Das Pflegepersonal darf solche Lösungsansätze nicht ignorieren. Keine Frage. Dies sind gezielte Angriffe auf die Identität des Pflegeberufs. Die Gesellschaft – und ja, das sind wir alle – ist in der Verantwortung darauf aufmerksam zu machen. Ein Gesundheitssystem muss funktionieren! Es darf nicht sein, dass unsere Probleme sind, welches Auto wir fahren oder welche Schuhe wir tragen. Wir müssen für Gerechtigkeit und Gleichbehandlung einstehen. Das bedeutet zwangsläufig, dass wir uns politisch engagieren müssen.

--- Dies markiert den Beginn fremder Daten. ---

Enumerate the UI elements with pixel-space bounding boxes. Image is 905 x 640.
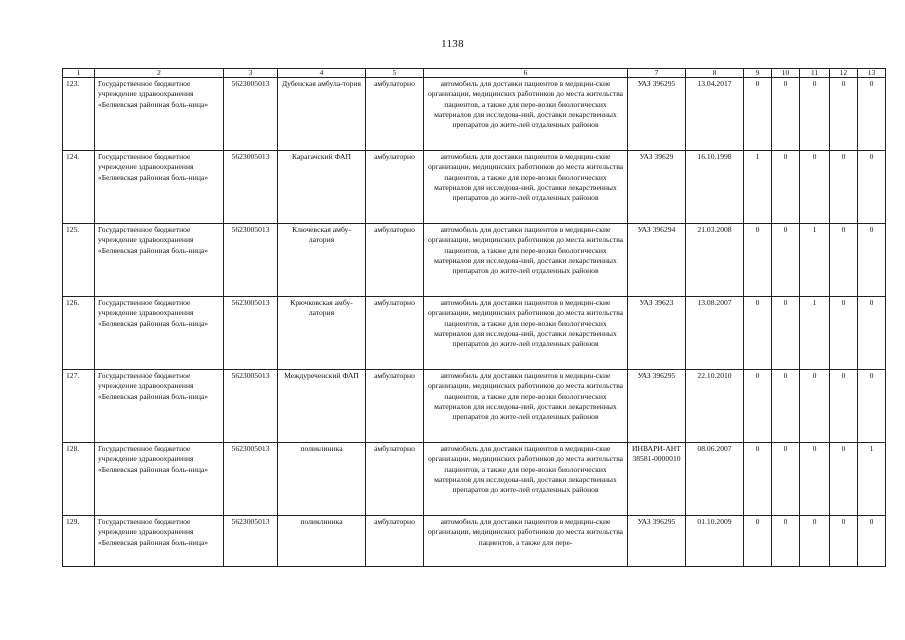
column-header: 2 bbox=[95, 69, 224, 78]
column-header: 4 bbox=[278, 69, 366, 78]
row-number-cell: 123. bbox=[63, 78, 95, 151]
col-12-cell: 0 bbox=[830, 78, 858, 151]
table-row bbox=[63, 78, 886, 151]
column-header: 5 bbox=[366, 69, 424, 78]
vehicle-model-cell: УАЗ 396295 bbox=[628, 516, 686, 567]
vehicle-purpose-cell: автомобиль для доставки пациентов в медицин-ские организации, медицинских работников до места жительства пациентов, а также для пере-возки биологических материалов для исследова-ний, доставки лекарственных препаратов до жите-лей отдаленных районов bbox=[424, 78, 628, 151]
care-type-cell: амбулаторно bbox=[366, 151, 424, 224]
row-number-cell: 125. bbox=[63, 224, 95, 297]
column-header: 12 bbox=[830, 69, 858, 78]
vehicle-purpose-cell: автомобиль для доставки пациентов в медицин-ские организации, медицинских работников до места жительства пациентов, а также для пере-возки биологических материалов для исследова-ний, доставки лекарственных препаратов до жите-лей отдаленных районов bbox=[424, 370, 628, 443]
column-header: 11 bbox=[800, 69, 830, 78]
unit-cell: Карагачский ФАП bbox=[278, 151, 366, 224]
table-row bbox=[63, 443, 886, 516]
organization-cell: Государственное бюджетное учреждение здравоохранения «Беляевская районная боль-ница» bbox=[95, 516, 224, 567]
col-13-cell: 0 bbox=[858, 370, 886, 443]
vehicle-model-cell: УАЗ 396295 bbox=[628, 78, 686, 151]
col-10-cell: 0 bbox=[772, 224, 800, 297]
row-number-cell: 124. bbox=[63, 151, 95, 224]
col-11-cell: 0 bbox=[800, 443, 830, 516]
table-row bbox=[63, 297, 886, 370]
inn-cell: 5623005013 bbox=[224, 443, 278, 516]
inn-cell: 5623005013 bbox=[224, 516, 278, 567]
col-13-cell: 0 bbox=[858, 224, 886, 297]
col-13-cell: 0 bbox=[858, 151, 886, 224]
column-header: 13 bbox=[858, 69, 886, 78]
unit-cell: Ключевская амбу-латория bbox=[278, 224, 366, 297]
inn-cell: 5623005013 bbox=[224, 224, 278, 297]
vehicle-model-cell: ИНВАРИ-АНТ 38581-0000010 bbox=[628, 443, 686, 516]
unit-cell: Дубенская амбула-тория bbox=[278, 78, 366, 151]
col-11-cell: 0 bbox=[800, 78, 830, 151]
col-11-cell: 1 bbox=[800, 297, 830, 370]
col-13-cell: 0 bbox=[858, 516, 886, 567]
col-10-cell: 0 bbox=[772, 78, 800, 151]
col-13-cell: 1 bbox=[858, 443, 886, 516]
vehicle-model-cell: УАЗ 39623 bbox=[628, 297, 686, 370]
col-12-cell: 0 bbox=[830, 297, 858, 370]
registration-date-cell: 16.10.1998 bbox=[686, 151, 744, 224]
organization-cell: Государственное бюджетное учреждение здравоохранения «Беляевская районная боль-ница» bbox=[95, 78, 224, 151]
vehicle-model-cell: УАЗ 39629 bbox=[628, 151, 686, 224]
table-row bbox=[63, 151, 886, 224]
care-type-cell: амбулаторно bbox=[366, 224, 424, 297]
registration-date-cell: 08.06.2007 bbox=[686, 443, 744, 516]
column-header: 6 bbox=[424, 69, 628, 78]
table-row bbox=[63, 516, 886, 567]
col-9-cell: 0 bbox=[744, 297, 772, 370]
organization-cell: Государственное бюджетное учреждение здравоохранения «Беляевская районная боль-ница» bbox=[95, 224, 224, 297]
col-11-cell: 0 bbox=[800, 151, 830, 224]
col-12-cell: 0 bbox=[830, 370, 858, 443]
organization-cell: Государственное бюджетное учреждение здравоохранения «Беляевская районная боль-ница» bbox=[95, 297, 224, 370]
col-12-cell: 0 bbox=[830, 516, 858, 567]
col-11-cell: 0 bbox=[800, 370, 830, 443]
care-type-cell: амбулаторно bbox=[366, 370, 424, 443]
unit-cell: поликлиника bbox=[278, 443, 366, 516]
col-13-cell: 0 bbox=[858, 78, 886, 151]
vehicle-model-cell: УАЗ 396295 bbox=[628, 370, 686, 443]
unit-cell: поликлиника bbox=[278, 516, 366, 567]
vehicle-purpose-cell: автомобиль для доставки пациентов в медицин-ские организации, медицинских работников до места жительства пациентов, а также для пере-возки биологических материалов для исследова-ний, доставки лекарственных препаратов до жите-лей отдаленных районов bbox=[424, 151, 628, 224]
vehicle-model-cell: УАЗ 396294 bbox=[628, 224, 686, 297]
registration-date-cell: 01.10.2009 bbox=[686, 516, 744, 567]
col-12-cell: 0 bbox=[830, 224, 858, 297]
row-number-cell: 126. bbox=[63, 297, 95, 370]
vehicle-purpose-cell: автомобиль для доставки пациентов в медицин-ские организации, медицинских работников до места жительства пациентов, а также для пере-возки биологических материалов для исследова-ний, доставки лекарственных препаратов до жите-лей отдаленных районов bbox=[424, 443, 628, 516]
care-type-cell: амбулаторно bbox=[366, 443, 424, 516]
registration-date-cell: 22.10.2010 bbox=[686, 370, 744, 443]
registration-date-cell: 13.04.2017 bbox=[686, 78, 744, 151]
col-11-cell: 1 bbox=[800, 224, 830, 297]
vehicle-purpose-cell: автомобиль для доставки пациентов в медицин-ские организации, медицинских работников до места жительства пациентов, а также для пере-возки биологических материалов для исследова-ний, доставки лекарственных препаратов до жите-лей отдаленных районов bbox=[424, 224, 628, 297]
registration-date-cell: 13.08.2007 bbox=[686, 297, 744, 370]
col-9-cell: 0 bbox=[744, 443, 772, 516]
column-header: 1 bbox=[63, 69, 95, 78]
col-11-cell: 0 bbox=[800, 516, 830, 567]
row-number-cell: 128. bbox=[63, 443, 95, 516]
table-row bbox=[63, 370, 886, 443]
column-number-header-row bbox=[63, 69, 886, 78]
care-type-cell: амбулаторно bbox=[366, 297, 424, 370]
inn-cell: 5623005013 bbox=[224, 78, 278, 151]
organization-cell: Государственное бюджетное учреждение здравоохранения «Беляевская районная боль-ница» bbox=[95, 443, 224, 516]
col-10-cell: 0 bbox=[772, 151, 800, 224]
organization-cell: Государственное бюджетное учреждение здравоохранения «Беляевская районная боль-ница» bbox=[95, 151, 224, 224]
column-header: 3 bbox=[224, 69, 278, 78]
column-header: 7 bbox=[628, 69, 686, 78]
vehicle-purpose-cell: автомобиль для доставки пациентов в медицин-ские организации, медицинских работников до места жительства пациентов, а также для пере- bbox=[424, 516, 628, 567]
care-type-cell: амбулаторно bbox=[366, 78, 424, 151]
row-number-cell: 129. bbox=[63, 516, 95, 567]
column-header: 8 bbox=[686, 69, 744, 78]
vehicle-registry-table bbox=[62, 68, 886, 567]
column-header: 9 bbox=[744, 69, 772, 78]
col-10-cell: 0 bbox=[772, 443, 800, 516]
col-10-cell: 0 bbox=[772, 370, 800, 443]
vehicle-purpose-cell: автомобиль для доставки пациентов в медицин-ские организации, медицинских работников до места жительства пациентов, а также для пере-возки биологических материалов для исследова-ний, доставки лекарственных препаратов до жите-лей отдаленных районов bbox=[424, 297, 628, 370]
registration-date-cell: 21.03.2008 bbox=[686, 224, 744, 297]
col-10-cell: 0 bbox=[772, 297, 800, 370]
col-12-cell: 0 bbox=[830, 443, 858, 516]
page-number: 1138 bbox=[441, 38, 464, 50]
col-9-cell: 0 bbox=[744, 78, 772, 151]
table-row bbox=[63, 224, 886, 297]
care-type-cell: амбулаторно bbox=[366, 516, 424, 567]
col-9-cell: 0 bbox=[744, 224, 772, 297]
row-number-cell: 127. bbox=[63, 370, 95, 443]
col-9-cell: 0 bbox=[744, 516, 772, 567]
col-13-cell: 0 bbox=[858, 297, 886, 370]
col-12-cell: 0 bbox=[830, 151, 858, 224]
inn-cell: 5623005013 bbox=[224, 370, 278, 443]
col-9-cell: 0 bbox=[744, 370, 772, 443]
col-10-cell: 0 bbox=[772, 516, 800, 567]
organization-cell: Государственное бюджетное учреждение здравоохранения «Беляевская районная боль-ница» bbox=[95, 370, 224, 443]
col-9-cell: 1 bbox=[744, 151, 772, 224]
inn-cell: 5623005013 bbox=[224, 297, 278, 370]
column-header: 10 bbox=[772, 69, 800, 78]
unit-cell: Междуреченский ФАП bbox=[278, 370, 366, 443]
inn-cell: 5623005013 bbox=[224, 151, 278, 224]
unit-cell: Крючковская амбу-латория bbox=[278, 297, 366, 370]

Wählt nicht rechts! Wählt nicht die Union! Doch vergesst nicht, dass es Karl Lauterbach war, der dem Gesundheitssystem die Fallpauschalen mit eingebrockt hat. Darum verlasst euch nicht darauf, dass die Ampel in unserem Interesse handeln wird. Auch SPD und Grüne haben die Pflege verraten.

Geht auf die Straße und organisiert euch! Wir für euch, ihr für uns!